Tags: Barack Obama | Benghazi Scandal | Hillary Clinton | Hillary Clinton | Benghazi | Barack Obama | 2016

Hoekstra: Hillary Clinton Distancing Herself From Obama

Friday, 11 Apr 2014 07:12 PM

Hillary Clinton canceled a visit to San Diego as protesters planned to confront her over the ongoing Benghazi scandal — but former U.S. Rep. Pete Hoekstra of Michigan says the potential Democratic presidential candidate should have taken up the challenge.

Clinton "has proven herself to be very, very good in these kinds of environments, dealing with challenges and dealing with protests," Hoekstra told "The Steve Malzberg Show" on Newsmax TV.

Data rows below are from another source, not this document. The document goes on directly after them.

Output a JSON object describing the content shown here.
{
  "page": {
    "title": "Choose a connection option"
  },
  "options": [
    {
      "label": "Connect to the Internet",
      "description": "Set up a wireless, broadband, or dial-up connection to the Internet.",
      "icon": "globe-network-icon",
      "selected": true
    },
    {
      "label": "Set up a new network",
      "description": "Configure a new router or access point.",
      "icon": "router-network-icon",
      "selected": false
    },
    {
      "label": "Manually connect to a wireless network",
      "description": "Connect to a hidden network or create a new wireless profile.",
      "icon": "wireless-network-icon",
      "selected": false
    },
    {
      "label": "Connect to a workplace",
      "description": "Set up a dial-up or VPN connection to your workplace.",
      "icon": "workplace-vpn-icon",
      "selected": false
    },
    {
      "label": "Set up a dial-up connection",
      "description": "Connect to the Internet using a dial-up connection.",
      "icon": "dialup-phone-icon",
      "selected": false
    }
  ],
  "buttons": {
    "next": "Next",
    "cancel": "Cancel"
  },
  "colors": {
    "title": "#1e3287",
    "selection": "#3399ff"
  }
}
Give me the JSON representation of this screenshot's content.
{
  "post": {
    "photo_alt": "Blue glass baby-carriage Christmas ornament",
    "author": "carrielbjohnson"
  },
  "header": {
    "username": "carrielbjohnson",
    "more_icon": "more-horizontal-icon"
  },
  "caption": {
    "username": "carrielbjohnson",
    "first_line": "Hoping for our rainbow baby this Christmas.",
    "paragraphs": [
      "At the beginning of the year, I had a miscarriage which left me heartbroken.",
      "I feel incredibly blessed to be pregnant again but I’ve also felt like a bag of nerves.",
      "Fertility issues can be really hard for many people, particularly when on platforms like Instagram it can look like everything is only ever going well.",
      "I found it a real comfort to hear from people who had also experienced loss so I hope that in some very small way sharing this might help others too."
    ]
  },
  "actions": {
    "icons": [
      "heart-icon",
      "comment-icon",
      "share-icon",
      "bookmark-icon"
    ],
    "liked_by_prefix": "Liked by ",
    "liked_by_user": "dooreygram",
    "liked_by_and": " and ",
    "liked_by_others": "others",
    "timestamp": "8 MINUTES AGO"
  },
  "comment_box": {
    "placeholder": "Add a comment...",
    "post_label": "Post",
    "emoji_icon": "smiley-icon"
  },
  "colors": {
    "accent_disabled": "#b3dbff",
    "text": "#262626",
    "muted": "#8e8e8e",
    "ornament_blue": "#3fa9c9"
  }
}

"It would be very interesting [if] she would have gone there, confronted these folks, and deal with it, and maybe demonstrated that 'you're not going to get me on this issue, I'm going to deal with it early, put it behind me, and move on.'"

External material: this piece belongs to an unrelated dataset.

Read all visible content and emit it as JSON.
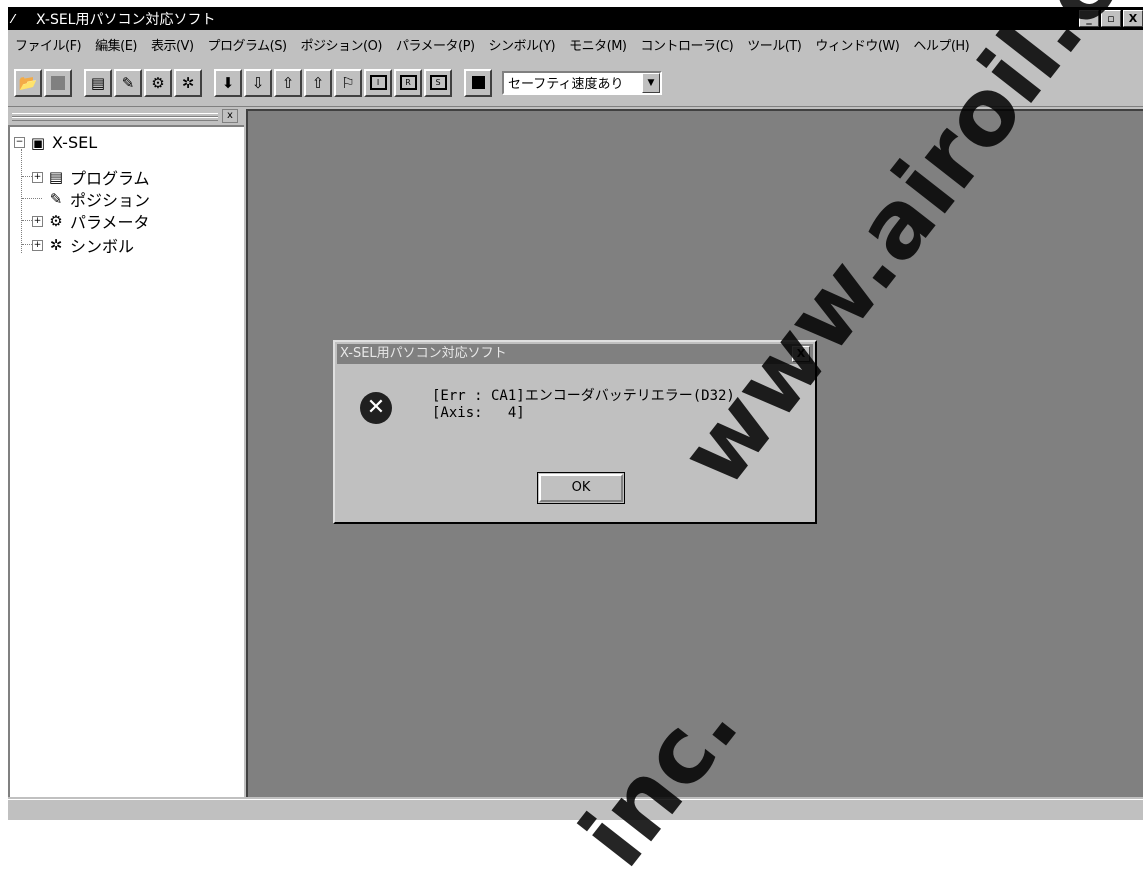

Clinton will still be the keynote speaker for the annual Western Healthcare Leadership Academy on April 11, but will now deliver the speech via a satellite hookup.

An organization called The Difference Matters has been protesting Clinton's role in the alleged lack of security at the American diplomatic facility in Benghazi, Libya, that led to the murders of four Americans, including Ambassador Christopher Stevens.

Hoekstra believes Clinton will have to walk a fine line when it comes to her alliance with President Barack Obama as the presidential season heats up towards 2016.

"What she's done is she's given herself three, three-and-a-half years to slowly start creating some distance between this president, this administration and their policies," Hoekstra said. "You see hints of this every once in a while where she's critical or offers a contrarian view and says, 'I might do some things different.' So she's slowly inching her way away from this administration, but she doesn't want to go too far.

Hoekstra said the ideal situation for Clinton is to avoid a tough primary, leaving her strong for the general election.

"She wants to make sure that if she decides to run that this president still feels close enough to her, that there will not be a primary and that she will have the nomination handed to her so she will have a good 18 months to run for president without the distraction of having Democrats attacking her and going through a brutal primary because that is what we will see on the Republican side. It will be a huge advantage for her," he said.